Anthony Rendon just hit the 100 RBI total. He is in the final year of his contract. Have you started a GoFundMe for his next contract?
[Laughs] As I often tell him, he’s a true professional. Things will take care of itself. For me, I want you back, obviously. No doubt about it. Keep playing the way you’re playing. Things will take care of themselves.
Feels like the dugout dancing and ‘Baby Shark’ fun is the kind of fun and relaxation you were trying to instill when you arrived, but has organically developed this year. What have you made of all this?
When the whole dance thing started, I thought it was fine. They stuck with it. Bringing in [Gerardo] Parra, I knew [he] was a veteran guy. A good clubhouse guy. He brings a lot of fun. A lot of energy. But yet, he’s a professional -- plays the game the right way, plays hard -- that he’d be good for some of our younger Latin players, as well. And he’s been all that. Like I said, he brings that fun. When it comes to the dancing stuff, honestly, I try not to watch [laughs]. Because I don’t want to answer questions about who has the best dance moves or anything like that. Honestly, right now I can’t say.

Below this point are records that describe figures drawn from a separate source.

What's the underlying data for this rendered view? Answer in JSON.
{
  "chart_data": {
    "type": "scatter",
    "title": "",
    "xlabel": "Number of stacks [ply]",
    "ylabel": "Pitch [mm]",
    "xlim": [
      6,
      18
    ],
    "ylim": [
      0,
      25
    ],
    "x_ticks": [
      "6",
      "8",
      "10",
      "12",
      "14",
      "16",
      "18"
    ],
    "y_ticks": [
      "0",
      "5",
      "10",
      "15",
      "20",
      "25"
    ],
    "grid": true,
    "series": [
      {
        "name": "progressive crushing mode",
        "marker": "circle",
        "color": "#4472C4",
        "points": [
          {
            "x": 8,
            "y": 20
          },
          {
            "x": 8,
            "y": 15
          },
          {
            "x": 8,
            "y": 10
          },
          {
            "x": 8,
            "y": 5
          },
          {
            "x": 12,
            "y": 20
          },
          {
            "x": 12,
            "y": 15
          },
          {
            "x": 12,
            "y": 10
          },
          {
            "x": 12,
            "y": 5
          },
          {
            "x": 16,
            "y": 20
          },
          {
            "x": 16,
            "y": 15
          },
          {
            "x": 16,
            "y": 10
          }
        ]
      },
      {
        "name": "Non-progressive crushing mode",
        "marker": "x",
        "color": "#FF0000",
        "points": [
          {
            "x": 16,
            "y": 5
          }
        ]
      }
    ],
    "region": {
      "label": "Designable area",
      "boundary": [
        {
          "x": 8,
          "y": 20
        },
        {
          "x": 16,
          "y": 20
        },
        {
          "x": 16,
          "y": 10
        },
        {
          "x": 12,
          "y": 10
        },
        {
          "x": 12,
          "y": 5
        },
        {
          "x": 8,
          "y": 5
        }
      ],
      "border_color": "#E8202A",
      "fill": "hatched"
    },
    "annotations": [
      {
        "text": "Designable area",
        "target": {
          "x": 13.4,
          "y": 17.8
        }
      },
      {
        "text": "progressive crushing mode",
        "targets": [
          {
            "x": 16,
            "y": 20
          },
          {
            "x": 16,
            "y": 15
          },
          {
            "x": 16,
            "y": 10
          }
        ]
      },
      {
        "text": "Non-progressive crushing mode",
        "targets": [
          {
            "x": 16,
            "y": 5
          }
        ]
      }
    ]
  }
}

You’ve been insistent that celebrations happen in the dugout. Do you feel this is still in a good place?
Yeah, it’s about us. A couple of times early in the season, they tried to do it out in front of the dugout. I would not allow that. For me, I don’t approve of that. If you want to do something, we’re in the dugout, we’re not trying to show anybody up. And we’re just trying to stay loose and have fun, and that’s what they’re doing. That stuff I don’t mind.
It’s almost September. If you were told in May you would be in a good spot now, you would have said what?
I would have said, at this point in time I would like to be eight or nine games up. But, we’re fighting. We’re staying in the fight. That’s what I ask these guys to do, stay in the fight every day. And the boys are doing that. Everybody keeps asking me...these guys are resilient. I say, yeah, they’re relentless. They don’t quit. They got to play until that last out. It’s a lot of fun. They believe they can make it happen and we’re all on board.